Stopping the tragedy: Montgomery city and county leaders join forces to form a hospital-based violence intervention network

By: Joseph Bryant

MONTGOMERY, ALABAMA – A Montgomery hospital could soon become the starting point for community healing with opportunities to break vicious cycles of violence that plague the River Region and much of the country.

Montgomery City and County officials dedicated $2 million of the Montgomery Thrive initiative to launch a three-year Hospital-based Violence Intervention Program (HVIP). Conversations and early planning are underway with hospital administrators to design the community-based program.

What is a HVIP? (https://www.thehavi.org/what-is-an-hvip)
What is a HVIP? (https://www.thehavi.org/what-is-an-hvip)

HVIPs provide culturally competent specialists and case managers to deliver crisis intervention, links to community-based services, and long-term case management. Officials are currently soliciting proposals from potential partners to operate the program. A final decision is expected in early 2023.

Hospitals are natural starting points to begin conversations and offer valuable resources, said Montgomery Mayor Steven Reed.

“Just as paramedics, nurses and doctors gather at hospitals to treat physical harm, this program will provide trained community specialists who will respond to immediate and long-term needs brought on through violence,” Reed said. “We know that victims are more open to making life changes in the immediate aftermath of violent assaults.”

Montgomery residents in a community-wide surveys named violence prevention and mental health among their top priorities.

“These programs are holistic and can save lives, which makes it one of the best investments we could make through Montgomery Thrive,” said Montgomery County Commission Chairman Doug Singleton. “By partnering with our hospitals and trained coordinators, we have an opportunity to uproot the very causes of devastating violence that impacts all too many of our neighbors.”

Trained violence prevention professionals will work with clients and their families to create a plan to address their immediate and longer-term needs. Intensive case management will last a year. Case managers will have the ability to provide a variety of services such as arranging transportation to work, to providing trauma counseling for children.

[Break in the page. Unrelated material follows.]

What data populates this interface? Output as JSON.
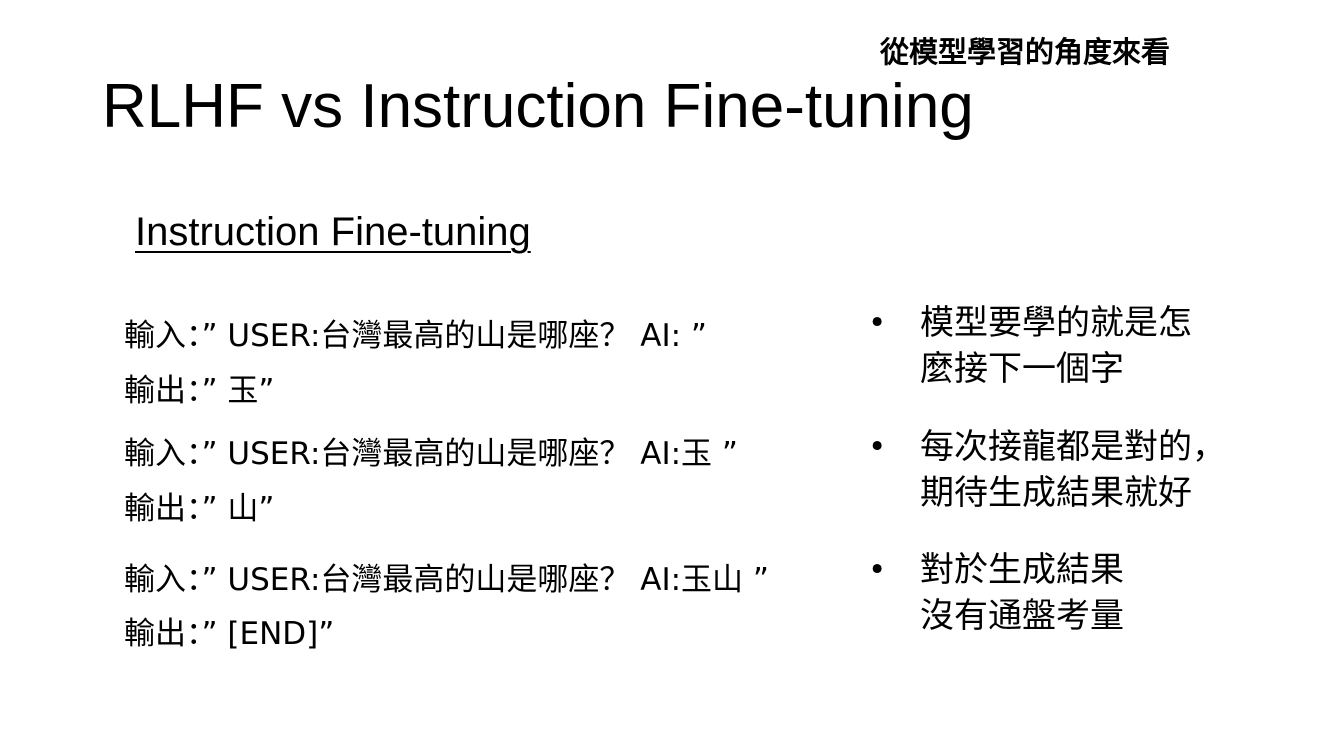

“Larger cities have implemented these programs in their hospitals to try to break the cycle of violence and to reduce retaliatory violence,” said Susan Kennedy, an attorney with Levitate Legal and Consulting, the Montgomery-based firm hired to coordinate the Montgomery Thrive initiative. “This will be an effective tool to address some of the violent crime that has been occurring in Montgomery.”

With the new intervention program, the River Region joins a national movement designed to identify and address violence shortly after it occurs.

“Gun violence is a public health crisis that has devastated far too many communities in this country, but the good news is that effective solutions exist, and cities nationwide, like Montgomery, are recognizing the critical need to implement these solutions,” said Kyle Fischer, MD, MPH, policy director for the Health Alliance for Violence Intervention.

The HAVI is a national organization working in 85 cities across the country to build a network of hospital-based violence intervention programs. Fischer is also a clinical assistant professor of emergency medicine at the University of Maryland School of Medicine.

“These programs engage with violently injured patients in the hospital through credible messengers who discourage retribution and coordinate wraparound services that address the psychological trauma resulting from violent injury as well as the social factors that put these patients at high risk for landing back in the hospital with another violent injury,” Fischer said.

Statistics illustrate a clear need for intervention. Patients treated for violent injury are 45 percent more likely to be injured again within five years.

Patients and family members in areas without HVIPs are three-times more likely to be arrested for violent crimes, two-times more likely to be convicted of any crime, and are four-times more likely to be convicted of a violent crime. Also, almost a third of violence is retaliatory.

“It’s really important that we get in there and interrupt the cycle,” Kennedy said. “It has been shown to save lives and break a cycle of violence for families and an entire community.”

Montgomery’s launch of hospital-based violence intervention programs comes at the same time that another major Alabama county plans a similar initiative. Officials in Jefferson County and Birmingham cite similar need and evidence for the hospital-based intervention.

With gun violence as a leading cause of premature death in Jefferson County, the Jefferson County Department of Health made it a priority to establish a public health strategy to address the problem, said Jefferson County Health Officer Mark Wilson, MD.

The health department committed funds to start and help sustain a program, and the Birmingham City Council dedicated some of its American Rescue Plan Act funds to expand the program after its first year. UAB Trauma committed to being the hospital partner.

Jefferson County’s program is set to launch in January 2023.

“This is just one piece in a very complex puzzle,” Wilson said. “But we are pleased to be in a position to offer a glimmer of hope in the midst of this terrible plague of violence.”

Montgomery Thrive is a nearly $86 million program to support transformative projects with funding from the American Rescue Plan Act (ARPA).

Montgomery Thrive spending priorities are diverse and include support for public safety, mental health crisis intervention, community restoration initiatives, small business assistance, waste disposal infrastructure, and working to bring broadband internet services to the entire county. Each project is the result of community input from citizens that were collected through surveys.